Log archive & analysis with Amazon S3 and Glacier - Part IV

We now have the logs coming from CloudFront, Web/App and Search tier to the centralized log storage in Amazon S3. In this final post of this series, let's now see what are the options at storage level from cost point of view and what to do with mountains of logs.

Using Reduced Redundancy Storage
Amazon S3 has different storage class - Standard, Reduced Redundancy Storage (RRS) and Glacier. By default when we create store any Object in Amazon S3, it is stored under the Standard storage class. Under "Standard" storage class, all Objects have 99.999999999% durability and 99.99% availability of objects over a given year. With RRS, the Objects that are stored in S3 are replicated at fewer locations to give 99.99% durability and 99.99% availability of objects over a given year. RRS comes cheaper than Standard storage. If we are storing 1TB of log files under Standard storage, it would cost about $95/month (in US-Standard region). Under RRS the same 1TB of storage would be $76/month.

The RRS option cannot be enabled at bucket level but rather at individual Objects level. We can enable RRS for the logs folders that we created through the Object properties

Enable S3 Reduced Redundancy Storage
Enable S3 Reduced Redundancy Storage

Log Analysis
We can now initiate Elastic Map Reduce jobs to process these log files and produce log analytics. Elastic Map Reduce takes a S3 bucket as the input source location. We can point the "log" bucket as the input source and supply a Map-Reduce implementation to EMR to crunch the logs.
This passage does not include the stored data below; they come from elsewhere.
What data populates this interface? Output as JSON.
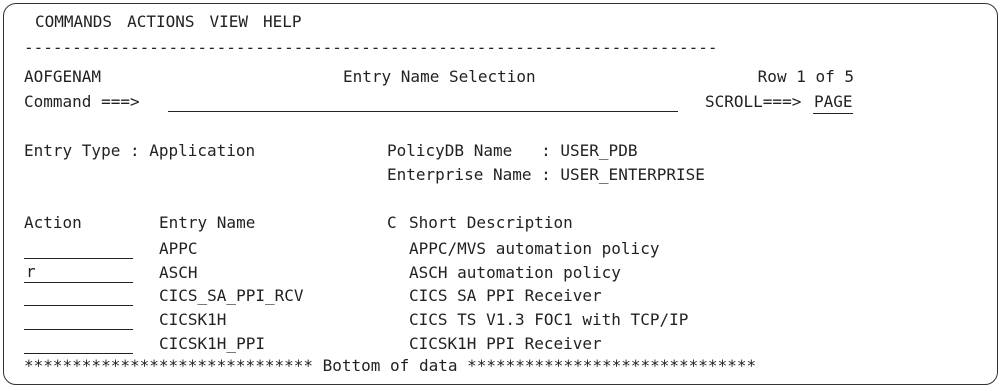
{
  "menu": [
    "COMMANDS",
    "ACTIONS",
    "VIEW",
    "HELP"
  ],
  "separator": "------------------------------------------------------------------------",
  "header": {
    "panel_id": "AOFGENAM",
    "title": "Entry Name Selection",
    "row_info": "Row 1 of 5",
    "command_label": "Command ===>",
    "command_value": "",
    "scroll_label": "SCROLL===>",
    "scroll_value": "PAGE"
  },
  "info": {
    "entry_type": "Entry Type : Application",
    "policydb": "PolicyDB Name   : USER_PDB",
    "enterprise": "Enterprise Name : USER_ENTERPRISE"
  },
  "columns": {
    "action": "Action",
    "entry_name": "Entry Name",
    "c": "C",
    "short_description": "Short Description"
  },
  "rows": [
    {
      "action": "",
      "entry_name": "APPC",
      "c": "",
      "description": "APPC/MVS automation policy"
    },
    {
      "action": "r",
      "entry_name": "ASCH",
      "c": "",
      "description": "ASCH automation policy"
    },
    {
      "action": "",
      "entry_name": "CICS_SA_PPI_RCV",
      "c": "",
      "description": "CICS SA PPI Receiver"
    },
    {
      "action": "",
      "entry_name": "CICSK1H",
      "c": "",
      "description": "CICS TS V1.3 FOC1 with TCP/IP"
    },
    {
      "action": "",
      "entry_name": "CICSK1H_PPI",
      "c": "",
      "description": "CICSK1H PPI Receiver"
    }
  ],
  "bottom": "****************************** Bottom of data ******************************"
}
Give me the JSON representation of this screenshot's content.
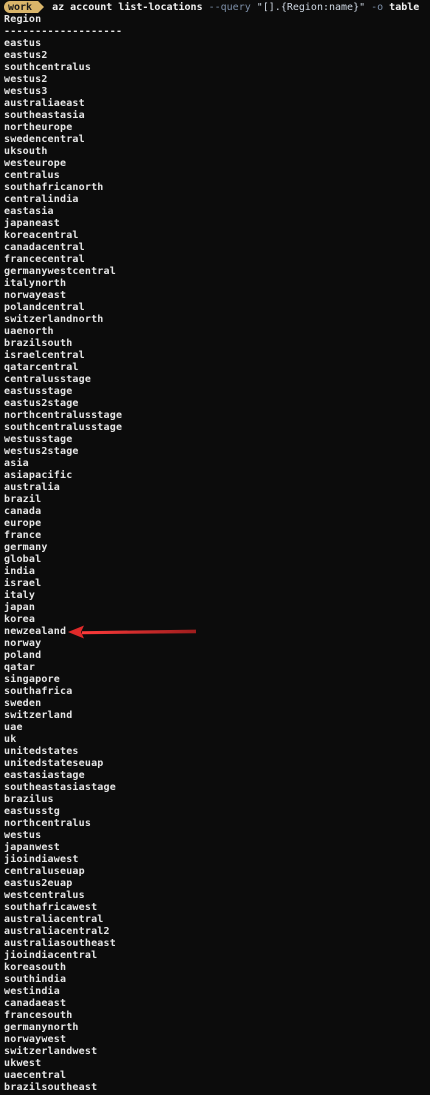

Yearly Analysis / Multi Year Analysis
Certain requirements want an on-off analysis to be performed at the end of an year. For example, we may perform monthly or on-demand analysis of the log data regularly. And at the end of an year we may require an analysis against the entire year's data and compare it with previous years. For such cases, if we maintain multi-year log files in S3, the cost of storage might be very high. And previous year log files will be accessed only once in an year. For such reasons, we can archive the older log data to Amazon Glacier. Amazon Glacier provides low cost archival service for $0.01 per GB per month.

Archiving to Glacier
We will not be storing the log files forever. Typically any application will have a requirement to store log files for certain period of time beyond which they can be deleted. Let's say that we are interested in retaining only last 6 month's log files. And occasionally we might be doing one year or three years analysis. In such cases, we can use set Lifecycle policies in S3 to automatically archive to Glacier beyond a certain period of time. We can also instruct S3 to automatically deleted Objects beyond a certain period of time.
  • Click on the bucket properties and navigate to the "Lifecycle" tab
  • Click on "Add Rule" to create a new "Lifecycle Rule"
  • Specify that the rule needs to apply for the entire bucket and create a "Transition" and "Expiration" rule
  • Create a "Transition" rule specifying "180" days. This will automatically move files from the S3 bucket to Glacier after 180 days
  • Create an "Expiration" rule specifying "1095" days. This will delete the log files automatically from S3 or Glacier after 3 years
Lifecycle Rules to Archive to Glacier and Delete Log Files
Lifecycle Rules to Archive to Glacier and Delete Log Files
With that the log files will get automatically archived to Glacier after 6 months (from creation) and will be deleted after 3 years. Once the log files are archived to Glacier, the storage class of these log files (objects) in S3 changes to Glacier indicating that they are being stored in Glacier.
S3 Storage Class for archived files
S3 Storage Class for archived files
Restoring from Glacier
For our year end analysis, we will need the archived data in Glacier back in Amazon S3 so that we can run Elastic Map Reduce jobs against them to produce our year-end / multi-year analytics information.  We can do this through the AWS Management Console by
  • Right clicking the particular object (log file) whose storage class is Glacier (meaning it is archived) and "Initiate Restore"
  • Specify, how long we require the Object in S3 for us to perform the analysis and complete the request
Once this request is initiated, it normally takes around 3-4 hours for AWS to restore the object from Glacier to S3. The "Object Restoration" process can be done only at an individual object level. We will normally have large number of log files at the end of an year, and doing this way is not practically possible.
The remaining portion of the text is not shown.